Ristori nei Comuni calamitati, la restituzione del bonifico automatico prova a evitare la sanzione

Il Dl Ristori attribuisce il contributo, a prescindere dalla riduzione di fatturato, solo ai soggetti che hanno attivato la partita Iva dal 1° gennaio 2019, ma non menziona i soggetti in territori calamitati

di Gabriele Ferlito

Il contributo a fondo perduto «Ristori» è ormai a pieno regime (si ricorda che il termine ultimo per l’invio delle nuove domande è fissato al 15 gennaio 2021) ed inevitabilmente emergono le prime problematiche applicative.

Una di queste riguarda i soggetti che, pur non integrando il requisito della riduzione di fatturato, hanno ricevuto il primo contributo a fondo perduto (previsto dall’articolo 25 del Dl 34/2020, decreto Rilancio) perché aventi domicilio fiscale o sede operativa nei Comuni in stato di emergenza a seguito di calamità naturali. Da più parti si segnala che molti di questi soggetti hanno adesso ricevuto, da parte dell’agenzia delle Entrate, il pagamento automatico del fondo perduto «Ristori». In questi casi, non sembra che esistano i presupposti per potere trattenere le nuove somme incassate. Infatti l’articolo 1, comma 4, del Dl 137/2020 (decreto Ristori) attribuisce il contributo, a prescindere dalla riduzione di fatturato, solo ai soggetti che hanno attivato la partita Iva a partire dal 1° gennaio 2019, mentre non menziona i soggetti localizzati in territori calamitati.

La stessa agenzia delle Entrate si esprime in termini negativi nella guida «I contributi a fondo perduto per i settori economici con nuove restrizioni», pubblicato sul proprio sito internet. In particolare, nella guida l’Agenzia afferma che, «ai soggetti che nella precedente istanza di contributo a fondo perduto previsto dall’articolo 25 del Dl 34/2020 (decreto Rilancio) hanno barrato la casella relativa al domicilio fiscale o sede operativa nei comuni oggetto di precedente calamità con stato di emergenza ancora in corso al 31 gennaio 2020, il nuovo contributo spetta solo se si è verificato il calo del fatturato tra aprile 2019 e aprile 2020 di almeno un terzo».
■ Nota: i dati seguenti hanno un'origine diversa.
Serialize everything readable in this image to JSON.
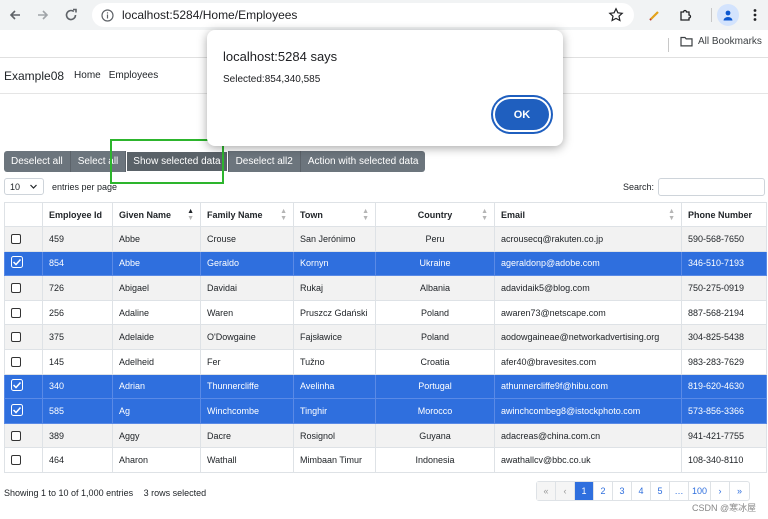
{
  "browser": {
    "url": "localhost:5284/Home/Employees",
    "bookmarks_label": "All Bookmarks"
  },
  "navbar": {
    "brand": "Example08",
    "links": [
      "Home",
      "Employees"
    ]
  },
  "toolbar": {
    "buttons": [
      "Deselect all",
      "Select all",
      "Show selected data",
      "Deselect all2",
      "Action with selected data"
    ]
  },
  "table_controls": {
    "page_length": "10",
    "entries_label": "entries per page",
    "search_label": "Search:",
    "search_value": ""
  },
  "table": {
    "headers": [
      "",
      "Employee Id",
      "Given Name",
      "Family Name",
      "Town",
      "Country",
      "Email",
      "Phone Number"
    ],
    "rows": [
      {
        "selected": false,
        "cells": [
          "459",
          "Abbe",
          "Crouse",
          "San Jerónimo",
          "Peru",
          "acrousecq@rakuten.co.jp",
          "590-568-7650"
        ]
      },
      {
        "selected": true,
        "cells": [
          "854",
          "Abbe",
          "Geraldo",
          "Kornyn",
          "Ukraine",
          "ageraldonp@adobe.com",
          "346-510-7193"
        ]
      },
      {
        "selected": false,
        "cells": [
          "726",
          "Abigael",
          "Davidai",
          "Rukaj",
          "Albania",
          "adavidaik5@blog.com",
          "750-275-0919"
        ]
      },
      {
        "selected": false,
        "cells": [
          "256",
          "Adaline",
          "Waren",
          "Pruszcz Gdański",
          "Poland",
          "awaren73@netscape.com",
          "887-568-2194"
        ]
      },
      {
        "selected": false,
        "cells": [
          "375",
          "Adelaide",
          "O'Dowgaine",
          "Fajsławice",
          "Poland",
          "aodowgaineae@networkadvertising.org",
          "304-825-5438"
        ]
      },
      {
        "selected": false,
        "cells": [
          "145",
          "Adelheid",
          "Fer",
          "Tužno",
          "Croatia",
          "afer40@bravesites.com",
          "983-283-7629"
        ]
      },
      {
        "selected": true,
        "cells": [
          "340",
          "Adrian",
          "Thunnercliffe",
          "Avelinha",
          "Portugal",
          "athunnercliffe9f@hibu.com",
          "819-620-4630"
        ]
      },
      {
        "selected": true,
        "cells": [
          "585",
          "Ag",
          "Winchcombe",
          "Tinghir",
          "Morocco",
          "awinchcombeg8@istockphoto.com",
          "573-856-3366"
        ]
      },
      {
        "selected": false,
        "cells": [
          "389",
          "Aggy",
          "Dacre",
          "Rosignol",
          "Guyana",
          "adacreas@china.com.cn",
          "941-421-7755"
        ]
      },
      {
        "selected": false,
        "cells": [
          "464",
          "Aharon",
          "Wathall",
          "Mimbaan Timur",
          "Indonesia",
          "awathallcv@bbc.co.uk",
          "108-340-8110"
        ]
      }
    ]
  },
  "footer": {
    "info": "Showing 1 to 10 of 1,000 entries",
    "selected_info": "3 rows selected",
    "pages": [
      "«",
      "‹",
      "1",
      "2",
      "3",
      "4",
      "5",
      "…",
      "100",
      "›",
      "»"
    ],
    "active_page": "1"
  },
  "dialog": {
    "title": "localhost:5284 says",
    "message": "Selected:854,340,585",
    "ok_label": "OK"
  },
  "watermark": "CSDN @寒冰屋",
  "colors": {
    "selected_row": "#2f6fde",
    "button_group": "#6c757d",
    "highlight_box": "#2db52d",
    "dialog_ok": "#1f5fbf"
  }
}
Su queste basi, si ritiene che il contributo ricevuto debba essere restituito. Ma qui sorge un altro problema applicativo. Perché nella guida l’Agenzia, trattando delle ipotesi di restituzione del contributo, afferma solo che il soggetto che ha percepito un contributo a fondo perduto in tutto o in parte non spettante può regolarizzare l’indebita percezione restituendo spontaneamente il contributo, oltre interessi, e versando le relative sanzioni con applicazione delle riduzioni previste per il ravvedimento operoso (articolo 13 del Dlgs 472/1997).

In altri termini l’Agenzia contempla solamente l’ipotesi in cui il contributo sia stato indebitamente erogato per un errore commesso dal contribuente in sede di presentazione della domanda.

Ma nel caso di cui si discute l’errore non è certamente addebitabile al contribuente, che non ha fatto nessuna istanza per ottenere il contributo «Ristori». L’errore è invece addebitabile all’Agenzia, che ha erogato automaticamente le somme pur in mancanza dei relativi presupposti. E allora in tali ipotesi, si ritiene che nessuna somma sia dovuta quanto meno a titolo di sanzioni. Sul punto si auspica pertanto un tempestivo chiarimento da parte dell’Agenzia.

In ogni caso, si ricorda che la restituzione delle somme deve essere eseguita esclusivamente mediante il modello F24, senza possibilità di compensazione, utilizzando i codici tributo istituiti con la risoluzione 37/2020.